The existence of this village can be traced from 1923 and its first barbershop, The Forest Hill Barber Shop opened its doors during 1931. What’s even more fascinating is the fact that its owner, Nick Vitantonio aged 71, has been in the business of cutting hair for more than 50 years. The Forest Hill apparently got its name after John Wickson’s summer residence. The house was located at the junction of the Old Forest Hill Road and Eglinton Avenue. Although the forest can no longer be enjoyed, the hill still stands up to this date.
Before being known as the Forest Hill, it was commonly referred to as the Spadina Heights. The term Spadina was derived from the First Nations word as Ishapadena, which means a sudden rise in terrain or hill. As observed, the boundaries of the present-day Forest Hill pays respect to the old Spadina Heights school district.
During 1930s, Lower Forest Hill, located in the south of Eglinton, was gradually developed.
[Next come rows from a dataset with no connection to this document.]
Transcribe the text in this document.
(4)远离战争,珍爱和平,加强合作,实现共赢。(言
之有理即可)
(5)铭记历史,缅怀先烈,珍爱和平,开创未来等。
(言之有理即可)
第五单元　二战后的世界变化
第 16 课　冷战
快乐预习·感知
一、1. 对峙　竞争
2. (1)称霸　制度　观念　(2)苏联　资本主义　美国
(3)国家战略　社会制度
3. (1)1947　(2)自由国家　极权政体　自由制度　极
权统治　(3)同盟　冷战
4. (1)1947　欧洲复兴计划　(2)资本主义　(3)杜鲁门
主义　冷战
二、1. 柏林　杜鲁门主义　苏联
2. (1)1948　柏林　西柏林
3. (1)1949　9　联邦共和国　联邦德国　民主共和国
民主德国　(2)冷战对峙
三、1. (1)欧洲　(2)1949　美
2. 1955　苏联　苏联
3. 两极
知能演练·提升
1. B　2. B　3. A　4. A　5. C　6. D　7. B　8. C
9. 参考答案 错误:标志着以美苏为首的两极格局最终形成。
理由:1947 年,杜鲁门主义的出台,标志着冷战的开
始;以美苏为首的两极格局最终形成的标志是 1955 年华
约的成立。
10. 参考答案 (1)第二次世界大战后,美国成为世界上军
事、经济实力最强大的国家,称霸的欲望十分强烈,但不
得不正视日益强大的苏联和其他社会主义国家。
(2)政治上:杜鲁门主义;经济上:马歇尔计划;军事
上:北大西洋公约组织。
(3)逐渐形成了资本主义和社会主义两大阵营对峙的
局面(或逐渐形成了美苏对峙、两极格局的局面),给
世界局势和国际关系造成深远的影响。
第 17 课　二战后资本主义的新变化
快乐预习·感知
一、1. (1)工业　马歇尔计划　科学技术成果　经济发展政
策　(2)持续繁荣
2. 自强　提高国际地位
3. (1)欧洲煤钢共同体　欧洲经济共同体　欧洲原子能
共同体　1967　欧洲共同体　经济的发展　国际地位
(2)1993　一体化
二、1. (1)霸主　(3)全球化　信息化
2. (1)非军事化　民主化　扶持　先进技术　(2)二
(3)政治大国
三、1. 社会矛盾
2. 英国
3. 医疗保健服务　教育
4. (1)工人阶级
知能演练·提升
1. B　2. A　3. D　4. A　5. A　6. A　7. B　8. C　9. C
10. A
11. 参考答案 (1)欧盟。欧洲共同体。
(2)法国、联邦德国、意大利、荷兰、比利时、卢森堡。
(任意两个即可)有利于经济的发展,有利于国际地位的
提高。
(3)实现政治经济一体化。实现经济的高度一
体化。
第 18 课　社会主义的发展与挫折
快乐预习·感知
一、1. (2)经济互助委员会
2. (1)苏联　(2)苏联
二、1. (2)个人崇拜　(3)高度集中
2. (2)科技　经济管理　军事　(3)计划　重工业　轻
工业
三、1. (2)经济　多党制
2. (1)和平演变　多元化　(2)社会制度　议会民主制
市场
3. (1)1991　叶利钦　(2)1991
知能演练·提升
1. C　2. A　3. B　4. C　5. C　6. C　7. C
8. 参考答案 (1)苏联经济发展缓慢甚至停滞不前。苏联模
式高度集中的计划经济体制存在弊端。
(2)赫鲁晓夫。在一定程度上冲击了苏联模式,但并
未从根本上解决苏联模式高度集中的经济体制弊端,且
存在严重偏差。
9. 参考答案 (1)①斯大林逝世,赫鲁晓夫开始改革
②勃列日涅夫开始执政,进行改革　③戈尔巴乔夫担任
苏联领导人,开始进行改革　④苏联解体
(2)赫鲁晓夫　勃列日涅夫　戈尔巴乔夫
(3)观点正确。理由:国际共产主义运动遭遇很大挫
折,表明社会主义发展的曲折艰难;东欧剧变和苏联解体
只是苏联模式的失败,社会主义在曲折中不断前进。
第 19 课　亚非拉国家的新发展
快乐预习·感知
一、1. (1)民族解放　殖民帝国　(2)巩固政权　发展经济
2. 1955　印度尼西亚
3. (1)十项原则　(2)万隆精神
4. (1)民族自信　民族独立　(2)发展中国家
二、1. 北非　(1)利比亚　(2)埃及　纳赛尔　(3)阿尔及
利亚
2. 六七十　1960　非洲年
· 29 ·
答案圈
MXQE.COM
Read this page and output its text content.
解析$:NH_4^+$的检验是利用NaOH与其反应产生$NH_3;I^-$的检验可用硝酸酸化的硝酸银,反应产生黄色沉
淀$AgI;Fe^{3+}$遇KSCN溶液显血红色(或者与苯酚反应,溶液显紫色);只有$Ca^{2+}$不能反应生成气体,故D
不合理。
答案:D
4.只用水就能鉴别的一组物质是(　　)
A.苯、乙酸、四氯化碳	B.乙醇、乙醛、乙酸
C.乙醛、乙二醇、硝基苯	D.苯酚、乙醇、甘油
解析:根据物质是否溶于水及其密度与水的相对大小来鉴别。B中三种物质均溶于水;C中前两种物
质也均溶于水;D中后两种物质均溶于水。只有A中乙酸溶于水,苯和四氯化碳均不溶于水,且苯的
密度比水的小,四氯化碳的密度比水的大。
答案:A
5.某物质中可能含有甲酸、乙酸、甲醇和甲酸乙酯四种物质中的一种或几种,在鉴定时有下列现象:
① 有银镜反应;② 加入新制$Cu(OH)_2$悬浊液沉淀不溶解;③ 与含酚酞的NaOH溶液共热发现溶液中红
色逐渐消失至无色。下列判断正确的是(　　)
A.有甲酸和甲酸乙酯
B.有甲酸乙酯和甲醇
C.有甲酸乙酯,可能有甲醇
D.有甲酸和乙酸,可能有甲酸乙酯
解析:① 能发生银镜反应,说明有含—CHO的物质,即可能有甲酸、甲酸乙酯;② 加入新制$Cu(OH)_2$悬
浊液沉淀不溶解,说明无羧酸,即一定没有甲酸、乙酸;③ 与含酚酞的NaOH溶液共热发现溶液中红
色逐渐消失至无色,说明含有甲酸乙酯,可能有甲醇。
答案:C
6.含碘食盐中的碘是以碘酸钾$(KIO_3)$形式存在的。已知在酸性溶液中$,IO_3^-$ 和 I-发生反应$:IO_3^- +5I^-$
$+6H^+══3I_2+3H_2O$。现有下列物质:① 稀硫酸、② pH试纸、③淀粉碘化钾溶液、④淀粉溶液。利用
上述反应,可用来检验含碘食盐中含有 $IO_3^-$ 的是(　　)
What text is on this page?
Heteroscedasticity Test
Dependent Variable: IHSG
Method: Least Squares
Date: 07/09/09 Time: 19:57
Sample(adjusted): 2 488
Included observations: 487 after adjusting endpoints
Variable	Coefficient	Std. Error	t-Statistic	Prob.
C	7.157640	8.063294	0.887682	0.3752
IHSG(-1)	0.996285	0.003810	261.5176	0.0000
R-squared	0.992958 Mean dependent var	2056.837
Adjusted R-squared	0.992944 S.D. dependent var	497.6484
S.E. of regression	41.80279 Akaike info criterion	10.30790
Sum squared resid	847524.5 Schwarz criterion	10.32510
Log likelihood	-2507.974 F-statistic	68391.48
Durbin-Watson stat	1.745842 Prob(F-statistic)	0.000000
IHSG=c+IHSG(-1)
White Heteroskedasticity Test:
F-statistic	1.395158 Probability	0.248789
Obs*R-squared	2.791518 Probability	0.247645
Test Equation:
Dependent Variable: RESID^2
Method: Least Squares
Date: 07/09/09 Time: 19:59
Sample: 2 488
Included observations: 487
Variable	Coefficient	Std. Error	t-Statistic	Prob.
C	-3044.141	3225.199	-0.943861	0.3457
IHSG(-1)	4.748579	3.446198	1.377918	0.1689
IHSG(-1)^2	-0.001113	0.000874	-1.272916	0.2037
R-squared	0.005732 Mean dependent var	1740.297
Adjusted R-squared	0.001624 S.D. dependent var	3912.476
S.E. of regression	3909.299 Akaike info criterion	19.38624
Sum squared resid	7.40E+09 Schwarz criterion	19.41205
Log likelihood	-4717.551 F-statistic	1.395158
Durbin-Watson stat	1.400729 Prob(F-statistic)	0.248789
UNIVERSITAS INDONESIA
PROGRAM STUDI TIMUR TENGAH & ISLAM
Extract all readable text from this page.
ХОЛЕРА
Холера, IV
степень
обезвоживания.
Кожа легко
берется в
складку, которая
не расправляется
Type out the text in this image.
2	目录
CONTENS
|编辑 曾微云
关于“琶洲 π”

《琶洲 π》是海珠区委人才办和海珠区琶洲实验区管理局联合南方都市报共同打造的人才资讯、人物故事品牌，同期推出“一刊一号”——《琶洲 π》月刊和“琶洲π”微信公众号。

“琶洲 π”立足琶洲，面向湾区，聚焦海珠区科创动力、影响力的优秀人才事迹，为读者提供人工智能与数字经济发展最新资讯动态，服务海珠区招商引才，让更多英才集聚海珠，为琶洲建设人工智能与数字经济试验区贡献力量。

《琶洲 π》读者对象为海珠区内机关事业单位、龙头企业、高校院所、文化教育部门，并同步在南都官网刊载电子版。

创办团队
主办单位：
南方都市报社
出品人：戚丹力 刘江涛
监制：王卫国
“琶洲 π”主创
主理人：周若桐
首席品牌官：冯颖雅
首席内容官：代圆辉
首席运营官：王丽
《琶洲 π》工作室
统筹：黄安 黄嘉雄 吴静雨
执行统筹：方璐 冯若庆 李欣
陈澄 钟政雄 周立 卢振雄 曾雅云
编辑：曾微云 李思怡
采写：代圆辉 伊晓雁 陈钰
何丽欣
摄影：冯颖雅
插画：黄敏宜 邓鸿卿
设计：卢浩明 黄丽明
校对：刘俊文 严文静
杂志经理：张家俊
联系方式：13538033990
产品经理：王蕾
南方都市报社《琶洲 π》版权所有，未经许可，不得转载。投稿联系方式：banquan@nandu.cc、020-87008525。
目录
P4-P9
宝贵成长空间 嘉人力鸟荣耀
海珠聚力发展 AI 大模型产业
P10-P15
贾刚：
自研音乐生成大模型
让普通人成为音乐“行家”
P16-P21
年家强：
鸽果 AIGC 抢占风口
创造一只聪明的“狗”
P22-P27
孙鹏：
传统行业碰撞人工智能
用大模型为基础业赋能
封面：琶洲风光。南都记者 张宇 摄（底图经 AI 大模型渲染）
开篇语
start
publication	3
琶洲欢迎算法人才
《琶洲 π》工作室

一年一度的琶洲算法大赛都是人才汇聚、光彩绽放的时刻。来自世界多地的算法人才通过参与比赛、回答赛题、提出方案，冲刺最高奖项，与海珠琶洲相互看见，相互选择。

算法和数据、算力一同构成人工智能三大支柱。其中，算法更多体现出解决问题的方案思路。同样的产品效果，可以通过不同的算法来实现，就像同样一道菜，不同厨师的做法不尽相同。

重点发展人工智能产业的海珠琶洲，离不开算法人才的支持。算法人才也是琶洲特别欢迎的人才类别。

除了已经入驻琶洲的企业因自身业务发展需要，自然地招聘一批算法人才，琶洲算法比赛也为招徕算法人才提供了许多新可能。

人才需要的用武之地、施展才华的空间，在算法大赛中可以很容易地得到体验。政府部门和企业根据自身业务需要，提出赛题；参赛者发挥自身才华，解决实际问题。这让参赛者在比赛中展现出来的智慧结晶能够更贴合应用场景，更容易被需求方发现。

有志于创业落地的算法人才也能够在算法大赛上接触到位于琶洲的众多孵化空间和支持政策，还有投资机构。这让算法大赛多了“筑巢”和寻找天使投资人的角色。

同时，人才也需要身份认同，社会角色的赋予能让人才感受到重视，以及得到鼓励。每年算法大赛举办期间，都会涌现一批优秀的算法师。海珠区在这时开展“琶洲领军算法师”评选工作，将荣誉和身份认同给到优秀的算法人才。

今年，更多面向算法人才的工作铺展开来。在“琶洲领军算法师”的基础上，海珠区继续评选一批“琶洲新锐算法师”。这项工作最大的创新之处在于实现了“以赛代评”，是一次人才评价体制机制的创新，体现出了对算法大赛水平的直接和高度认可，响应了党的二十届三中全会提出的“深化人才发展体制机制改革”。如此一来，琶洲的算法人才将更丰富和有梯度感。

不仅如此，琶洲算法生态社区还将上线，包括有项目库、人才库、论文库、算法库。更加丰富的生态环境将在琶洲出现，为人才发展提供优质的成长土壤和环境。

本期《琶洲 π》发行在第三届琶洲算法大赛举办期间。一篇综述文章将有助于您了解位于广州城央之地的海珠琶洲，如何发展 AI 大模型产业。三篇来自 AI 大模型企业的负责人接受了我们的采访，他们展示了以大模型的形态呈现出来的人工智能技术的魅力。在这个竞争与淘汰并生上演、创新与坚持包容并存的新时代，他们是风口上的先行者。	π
The upper portion of the Forest Hill later progressed because it was previously inhabited by the old Belt Line railway and then by the industry.
It was in 1967 that the Forest Hill joined another village called, Swansea Village as one of the remaining two independent villages that are annexed by the City of Toronto.
If you have the chance to visit the Forest Hill and bask in its elegance, you should squeeze in some entertainment for your vacation, as well. About three miles away from the Forest Hill is the magnificent, Ed Mirvish Theatre. Especially if you’re an artist, an aspiring architect or an actor, this place should be at the top of your must-visit in Toronto.
You can fill your eyes with music and acting from the production inside the Ed Mirvish Theatre, satisfy your inner Picasso for its murals and paintings or, awaken the architect in you for its exquisite feat of construction. You can never go wrong with the Ed Mirvish Theatre, which will surely awaken all of your senses.